Hopefully, this explains a bit about the challenges of CV modes ( or better yet "Best Speed Optimizers" ). Its hard to convey whats really going on under the hood and the limitations each planner type has, but Ive been deeply dipped in the theory of planners, and I can tell you from an inside view that you assist your CV by two methods, first, never raise the feedrate commanded thinking this will help you go faster, youll find best speed is obtained by commanding a speed the code can actually do. What I typically do is run the code in the air for a few minutes, see what it does, and then change the F-Word to match what you actually get. For example if you command F1000 and get 62.5 , I then reset the system F70. This actually helps the system go a bit faster. ( due to some peculiarities in the way such algorithms work.), and second, set the lookahead (LA) as large as you dare for that code. 200 lines LA will work much faster than 20 line LA, just like buying your wife better glasses.

For those that dream of a system that takes corners at the commanded speed, forget it, aint gonna happen, never will, and if someone offers you such a system...back slowly away.. :-) , their breaking the laws of physics, and Hawking has a mean left hook.

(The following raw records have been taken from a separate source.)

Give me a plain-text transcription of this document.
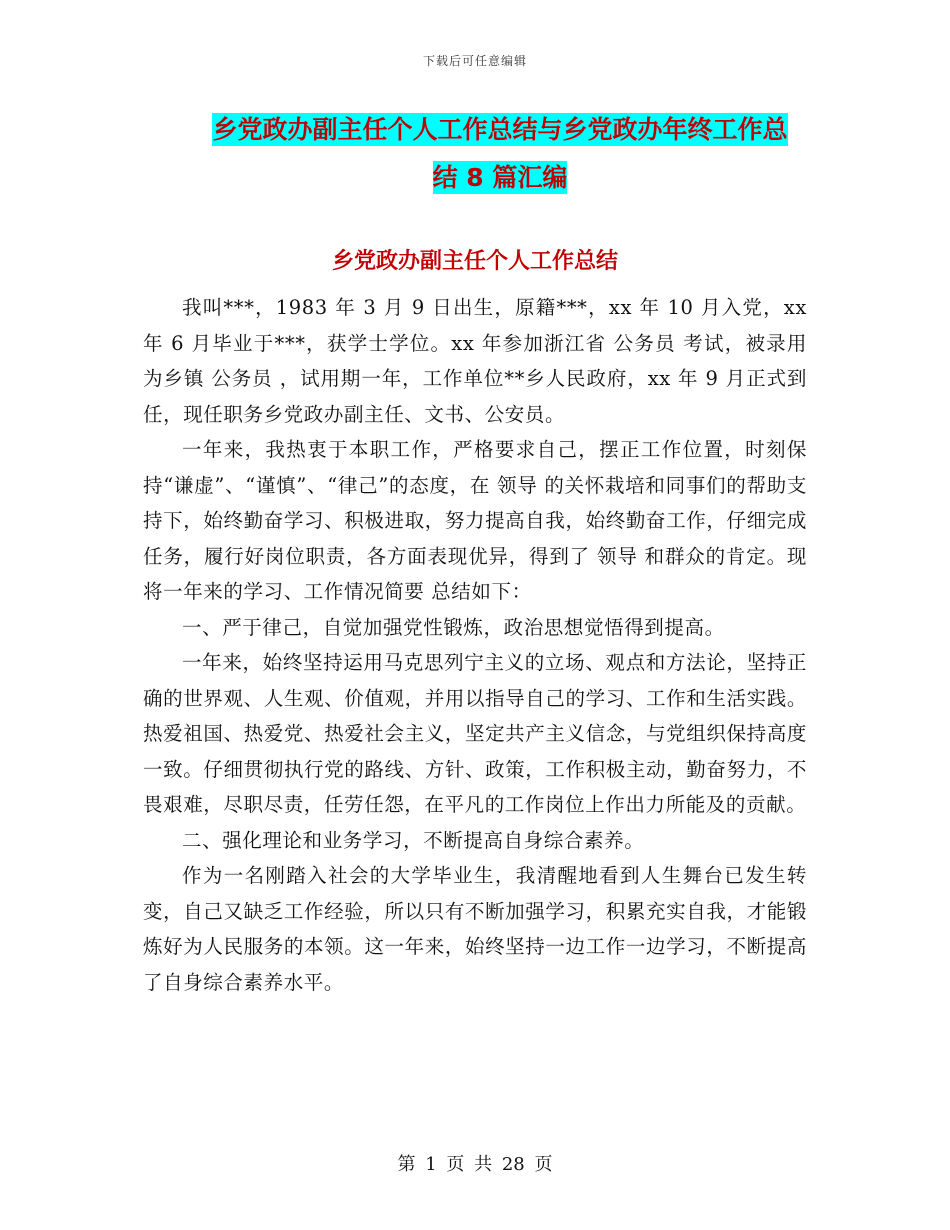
下载后可任意编辑
乡党政办副主任个人工作总结与乡党政办年终工作总
结 8 篇汇编
乡党政办副主任个人工作总结

我叫***，1983 年 3 月 9 日出生，原籍***，xx 年 10 月入党，xx 年 6 月毕业于***，获学士学位。xx 年参加浙江省 公务员 考试，被录用为乡镇 公务员 ，试用期一年，工作单位**乡人民政府，xx 年 9 月正式到任，现任职务乡党政办副主任、文书、公安员。

一年来，我热衷于本职工作，严格要求自己，摆正工作位置，时刻保持“谦虚”、“谨慎”、“律己”的态度，在 领导 的关怀栽培和同事们的帮助支持下，始终勤奋学习、积极进取，努力提高自我，始终勤奋工作，仔细完成任务，履行好岗位职责，各方面表现优异，得到了 领导 和群众的肯定。现将一年来的学习、工作情况简要 总结如下：

一、严于律己，自觉加强党性锻炼，政治思想觉悟得到提高。

一年来，始终坚持运用马克思列宁主义的立场、观点和方法论，坚持正确的世界观、人生观、价值观，并用以指导自己的学习、工作和生活实践。热爱祖国、热爱党、热爱社会主义，坚定共产主义信念，与党组织保持高度一致。仔细贯彻执行党的路线、方针、政策，工作积极主动，勤奋努力，不畏艰难，尽职尽责，任劳任怨，在平凡的工作岗位上作出力所能及的贡献。

二、强化理论和业务学习，不断提高自身综合素养。

作为一名刚踏入社会的大学毕业生，我清醒地看到人生舞台已发生转变，自己又缺乏工作经验，所以只有不断加强学习，积累充实自我，才能锻炼好为人民服务的本领。这一年来，始终坚持一边工作一边学习，不断提高了自身综合素养水平。

第 1 页 共 28 页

It IS possible for some manufacturures to have software that does CV much better, but they do suffer from other ailments as a result, and quite often will drive only the machine or drive mechanisms they were written for, this makes those solutions bad for the general case. Its all a matter of the tradeoffs one selects in their planner design and operations, and how the machines vary in the general population. Like backlash, its a theoretical way of approaching a perfection that is provable to be impossible. Its my hope that some day tiny code will CV exactly as large code does, but like the world we live in , things get annoyingly hard as you go smaller and smaller.. just ask Einstein...

Thanks,
Art


So, it seems the solution to ALL CV rounding issues is simply more acceleration - make it so the change in one axis slowing as the next is accelerating is so small that it's pretty much invisible. Of course slowing the code down has the same effect but this can damage the work and/or cutter to some degree so not really an option in many cases - plasma will burn a hole if too slow, routers will burn the wood and mills will eat cutters due to rubbing instead of cutting unless spindle speed is lowered to match.

I will revisit my setup and tune the servos after setting a far higher acceleration, see what that does.